All USEtox characterization factors provided for metals, ionizing compounds, and amphiphilics are presently classified as interim. Acephate, a weak acid, has been included in this manuscript as an example of a compound for which results should be interpreted with care. The fate and exposure parts of the USEtox model are considered insufficient to model the environmental behavior of metals (Diamond et al. 2010) and ionizing compounds; work is ongoing for both groups of compounds (Franco and Trapp 2010; Gandhi et al. 2010). For surfactants and detergents, focus will be on providing measured partitioning coefficients to avoid the use of questionable estimated values.

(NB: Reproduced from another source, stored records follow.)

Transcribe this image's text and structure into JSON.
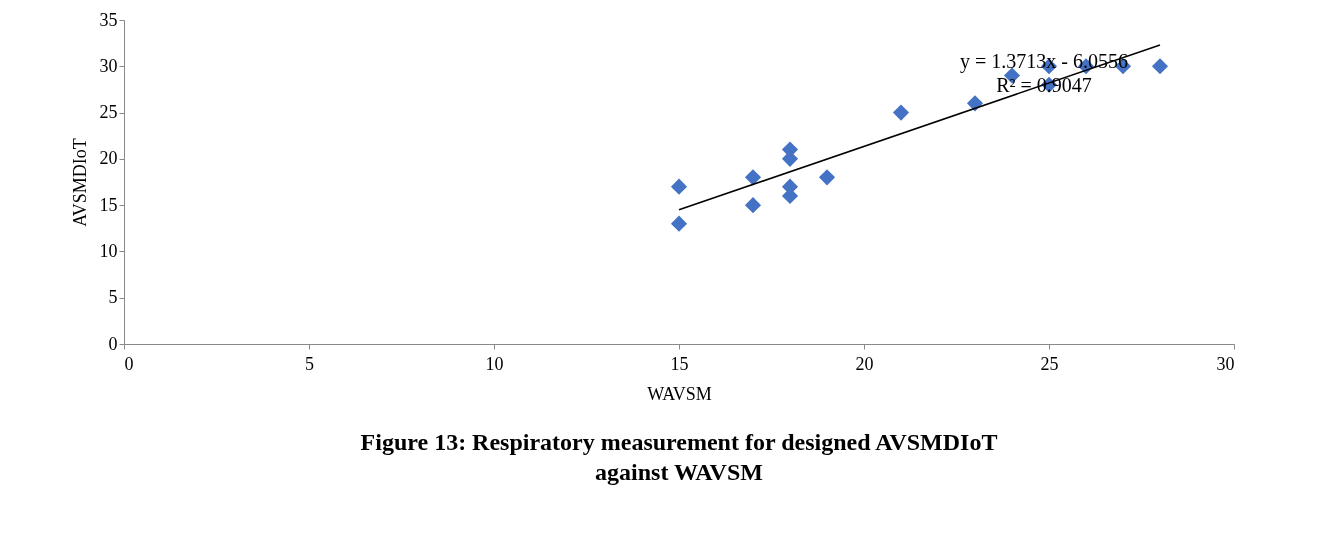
{
  "chart_data": {
    "type": "scatter",
    "title": "Figure 13: Respiratory  measurement  for designed AVSMDIoT against WAVSM",
    "xlabel": "WAVSM",
    "ylabel": "AVSMDIoT",
    "series": [
      {
        "color": "#4472c4",
        "x": [
          15,
          15,
          17,
          17,
          18,
          18,
          18,
          18,
          19,
          21,
          23,
          24,
          25,
          25,
          26,
          27,
          28
        ],
        "values": [
          17,
          13,
          18,
          15,
          21,
          20,
          17,
          16,
          18,
          25,
          26,
          29,
          30,
          28,
          30,
          30,
          30
        ]
      },
      {
        "type": "line",
        "color": "#000000",
        "marker": "none",
        "x": [
          15,
          28
        ],
        "values": [
          14.5,
          32.3
        ]
      }
    ],
    "annotations": [
      "y = 1.3713x - 6.0556",
      "R² = 0.9047"
    ],
    "xlim": [
      0,
      30
    ],
    "xticks": [
      0,
      5,
      10,
      15,
      20,
      25,
      30
    ],
    "ylim": [
      0,
      35
    ],
    "yticks": [
      0,
      5,
      10,
      15,
      20,
      25,
      30,
      35
    ],
    "grid": false,
    "marker": "diamond"
  }
}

4.2 Marine and soil compartments

The fate modeling needed for determination of characterization factors for ecotox impacts in the marine and terrestrial compartment is already part of USEtox. However, the exposure and effect modeling in these compartments was considered immature for inclusion, due to the lack of specific data for chemical behavior and effects on organisms in these domains. Therefore, characterization factors are not yet provided for marine and terrestrial compartments, although their inclusion is one of the upcoming activities in the further development of USEtox. For exposure in soil, Haye et al. (2007) provided a first approach for metals that needs to be extended to cover the other substance groups.

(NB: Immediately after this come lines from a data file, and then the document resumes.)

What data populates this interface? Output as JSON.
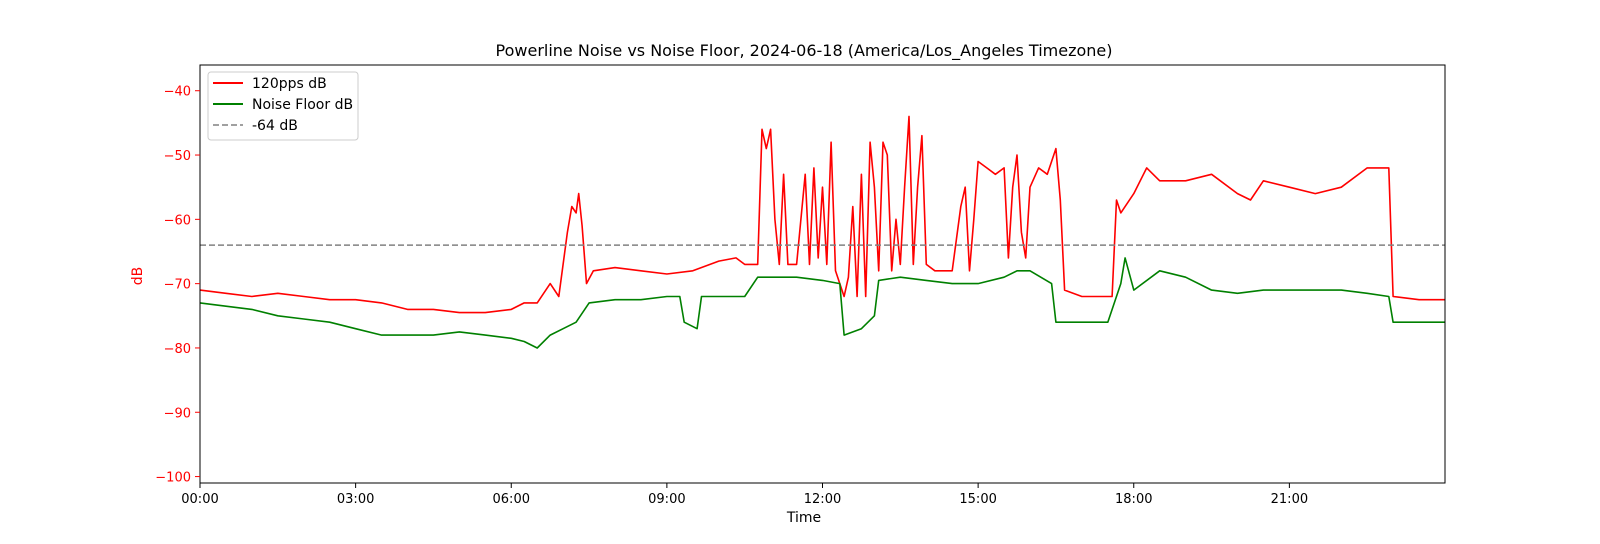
{
  "chart_data": {
    "type": "line",
    "title": "Powerline Noise vs Noise Floor, 2024-06-18 (America/Los_Angeles Timezone)",
    "xlabel": "Time",
    "ylabel": "dB",
    "xlim": [
      "00:00",
      "24:00"
    ],
    "ylim": [
      -101,
      -36
    ],
    "x_ticks": [
      "00:00",
      "03:00",
      "06:00",
      "09:00",
      "12:00",
      "15:00",
      "18:00",
      "21:00"
    ],
    "y_ticks": [
      -40,
      -50,
      -60,
      -70,
      -80,
      -90,
      -100
    ],
    "grid": false,
    "legend_position": "top-left",
    "colors": {
      "primary": "#ff0000",
      "secondary": "#008000",
      "reference": "#808080",
      "ylabel": "#ff0000"
    },
    "series": [
      {
        "name": "120pps dB",
        "color": "#ff0000",
        "style": "solid",
        "points": [
          [
            "00:00",
            -71
          ],
          [
            "00:30",
            -71.5
          ],
          [
            "01:00",
            -72
          ],
          [
            "01:30",
            -71.5
          ],
          [
            "02:00",
            -72
          ],
          [
            "02:30",
            -72.5
          ],
          [
            "03:00",
            -72.5
          ],
          [
            "03:30",
            -73
          ],
          [
            "04:00",
            -74
          ],
          [
            "04:30",
            -74
          ],
          [
            "05:00",
            -74.5
          ],
          [
            "05:30",
            -74.5
          ],
          [
            "06:00",
            -74
          ],
          [
            "06:15",
            -73
          ],
          [
            "06:30",
            -73
          ],
          [
            "06:45",
            -70
          ],
          [
            "06:55",
            -72
          ],
          [
            "07:05",
            -62
          ],
          [
            "07:10",
            -58
          ],
          [
            "07:15",
            -59
          ],
          [
            "07:18",
            -56
          ],
          [
            "07:22",
            -61
          ],
          [
            "07:27",
            -70
          ],
          [
            "07:35",
            -68
          ],
          [
            "08:00",
            -67.5
          ],
          [
            "08:30",
            -68
          ],
          [
            "09:00",
            -68.5
          ],
          [
            "09:30",
            -68
          ],
          [
            "10:00",
            -66.5
          ],
          [
            "10:20",
            -66
          ],
          [
            "10:30",
            -67
          ],
          [
            "10:45",
            -67
          ],
          [
            "10:50",
            -46
          ],
          [
            "10:55",
            -49
          ],
          [
            "11:00",
            -46
          ],
          [
            "11:05",
            -60
          ],
          [
            "11:10",
            -67
          ],
          [
            "11:15",
            -53
          ],
          [
            "11:20",
            -67
          ],
          [
            "11:30",
            -67
          ],
          [
            "11:40",
            -53
          ],
          [
            "11:45",
            -67
          ],
          [
            "11:50",
            -52
          ],
          [
            "11:55",
            -66
          ],
          [
            "12:00",
            -55
          ],
          [
            "12:05",
            -67
          ],
          [
            "12:10",
            -48
          ],
          [
            "12:15",
            -68
          ],
          [
            "12:25",
            -72
          ],
          [
            "12:30",
            -69
          ],
          [
            "12:35",
            -58
          ],
          [
            "12:40",
            -72
          ],
          [
            "12:45",
            -53
          ],
          [
            "12:50",
            -72
          ],
          [
            "12:55",
            -48
          ],
          [
            "13:00",
            -55
          ],
          [
            "13:05",
            -68
          ],
          [
            "13:10",
            -48
          ],
          [
            "13:15",
            -50
          ],
          [
            "13:20",
            -68
          ],
          [
            "13:25",
            -60
          ],
          [
            "13:30",
            -67
          ],
          [
            "13:35",
            -55
          ],
          [
            "13:40",
            -44
          ],
          [
            "13:45",
            -67
          ],
          [
            "13:50",
            -55
          ],
          [
            "13:55",
            -47
          ],
          [
            "14:00",
            -67
          ],
          [
            "14:10",
            -68
          ],
          [
            "14:20",
            -68
          ],
          [
            "14:30",
            -68
          ],
          [
            "14:35",
            -63
          ],
          [
            "14:40",
            -58
          ],
          [
            "14:45",
            -55
          ],
          [
            "14:50",
            -68
          ],
          [
            "14:55",
            -60
          ],
          [
            "15:00",
            -51
          ],
          [
            "15:10",
            -52
          ],
          [
            "15:20",
            -53
          ],
          [
            "15:30",
            -52
          ],
          [
            "15:35",
            -66
          ],
          [
            "15:40",
            -55
          ],
          [
            "15:45",
            -50
          ],
          [
            "15:50",
            -62
          ],
          [
            "15:55",
            -66
          ],
          [
            "16:00",
            -55
          ],
          [
            "16:10",
            -52
          ],
          [
            "16:20",
            -53
          ],
          [
            "16:30",
            -49
          ],
          [
            "16:35",
            -57
          ],
          [
            "16:40",
            -71
          ],
          [
            "17:00",
            -72
          ],
          [
            "17:30",
            -72
          ],
          [
            "17:35",
            -72
          ],
          [
            "17:40",
            -57
          ],
          [
            "17:45",
            -59
          ],
          [
            "18:00",
            -56
          ],
          [
            "18:15",
            -52
          ],
          [
            "18:30",
            -54
          ],
          [
            "19:00",
            -54
          ],
          [
            "19:30",
            -53
          ],
          [
            "20:00",
            -56
          ],
          [
            "20:15",
            -57
          ],
          [
            "20:30",
            -54
          ],
          [
            "21:00",
            -55
          ],
          [
            "21:30",
            -56
          ],
          [
            "22:00",
            -55
          ],
          [
            "22:30",
            -52
          ],
          [
            "22:55",
            -52
          ],
          [
            "23:00",
            -72
          ],
          [
            "23:30",
            -72.5
          ],
          [
            "24:00",
            -72.5
          ]
        ]
      },
      {
        "name": "Noise Floor dB",
        "color": "#008000",
        "style": "solid",
        "points": [
          [
            "00:00",
            -73
          ],
          [
            "00:30",
            -73.5
          ],
          [
            "01:00",
            -74
          ],
          [
            "01:30",
            -75
          ],
          [
            "02:00",
            -75.5
          ],
          [
            "02:30",
            -76
          ],
          [
            "03:00",
            -77
          ],
          [
            "03:30",
            -78
          ],
          [
            "04:00",
            -78
          ],
          [
            "04:30",
            -78
          ],
          [
            "05:00",
            -77.5
          ],
          [
            "05:30",
            -78
          ],
          [
            "06:00",
            -78.5
          ],
          [
            "06:15",
            -79
          ],
          [
            "06:30",
            -80
          ],
          [
            "06:45",
            -78
          ],
          [
            "07:00",
            -77
          ],
          [
            "07:15",
            -76
          ],
          [
            "07:30",
            -73
          ],
          [
            "08:00",
            -72.5
          ],
          [
            "08:30",
            -72.5
          ],
          [
            "09:00",
            -72
          ],
          [
            "09:15",
            -72
          ],
          [
            "09:20",
            -76
          ],
          [
            "09:35",
            -77
          ],
          [
            "09:40",
            -72
          ],
          [
            "10:00",
            -72
          ],
          [
            "10:30",
            -72
          ],
          [
            "10:45",
            -69
          ],
          [
            "11:00",
            -69
          ],
          [
            "11:30",
            -69
          ],
          [
            "12:00",
            -69.5
          ],
          [
            "12:20",
            -70
          ],
          [
            "12:25",
            -78
          ],
          [
            "12:45",
            -77
          ],
          [
            "13:00",
            -75
          ],
          [
            "13:05",
            -69.5
          ],
          [
            "13:30",
            -69
          ],
          [
            "14:00",
            -69.5
          ],
          [
            "14:30",
            -70
          ],
          [
            "15:00",
            -70
          ],
          [
            "15:30",
            -69
          ],
          [
            "15:45",
            -68
          ],
          [
            "16:00",
            -68
          ],
          [
            "16:25",
            -70
          ],
          [
            "16:30",
            -76
          ],
          [
            "17:00",
            -76
          ],
          [
            "17:30",
            -76
          ],
          [
            "17:45",
            -70
          ],
          [
            "17:50",
            -66
          ],
          [
            "18:00",
            -71
          ],
          [
            "18:30",
            -68
          ],
          [
            "19:00",
            -69
          ],
          [
            "19:30",
            -71
          ],
          [
            "20:00",
            -71.5
          ],
          [
            "20:30",
            -71
          ],
          [
            "21:00",
            -71
          ],
          [
            "21:30",
            -71
          ],
          [
            "22:00",
            -71
          ],
          [
            "22:30",
            -71.5
          ],
          [
            "22:55",
            -72
          ],
          [
            "23:00",
            -76
          ],
          [
            "23:30",
            -76
          ],
          [
            "24:00",
            -76
          ]
        ]
      },
      {
        "name": "-64 dB",
        "color": "#808080",
        "style": "dashed",
        "points": [
          [
            "00:00",
            -64
          ],
          [
            "24:00",
            -64
          ]
        ]
      }
    ]
  }
}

4.3 Spatial differentiation

Since parsimony was one of the main goals in the development of the USEtox model, the model was set up to represent a global average continent within a global box, and with an urban zone nested within the continent. No spatial differentiation of location of the emission was considered. Since emissions in a life cycle can occur in many different parts of the world, and since the location may influence impact, a first improvement is to develop regional versions of USEtox. As is the case with the current version of USEtox, such regional models would model “typical” environmental conditions. An important issue is the determination of which level of spatial differentiation is relevant for ecotoxicity, including sensitivity studies on the influence of climate, e.g., testing the influence of temperature on half-lives. This can be investigated by comparing the output of the USEtox model to the output of multimedia models with a high degree of spatial resolution like the MAPPE model (Pistocchi 2008; Pistocchi et al. 2010) or the model developed by Jolliet and coworkers for investigation of human exposure to POPS (Humbert et al. 2009; Jolliet et al. 2008).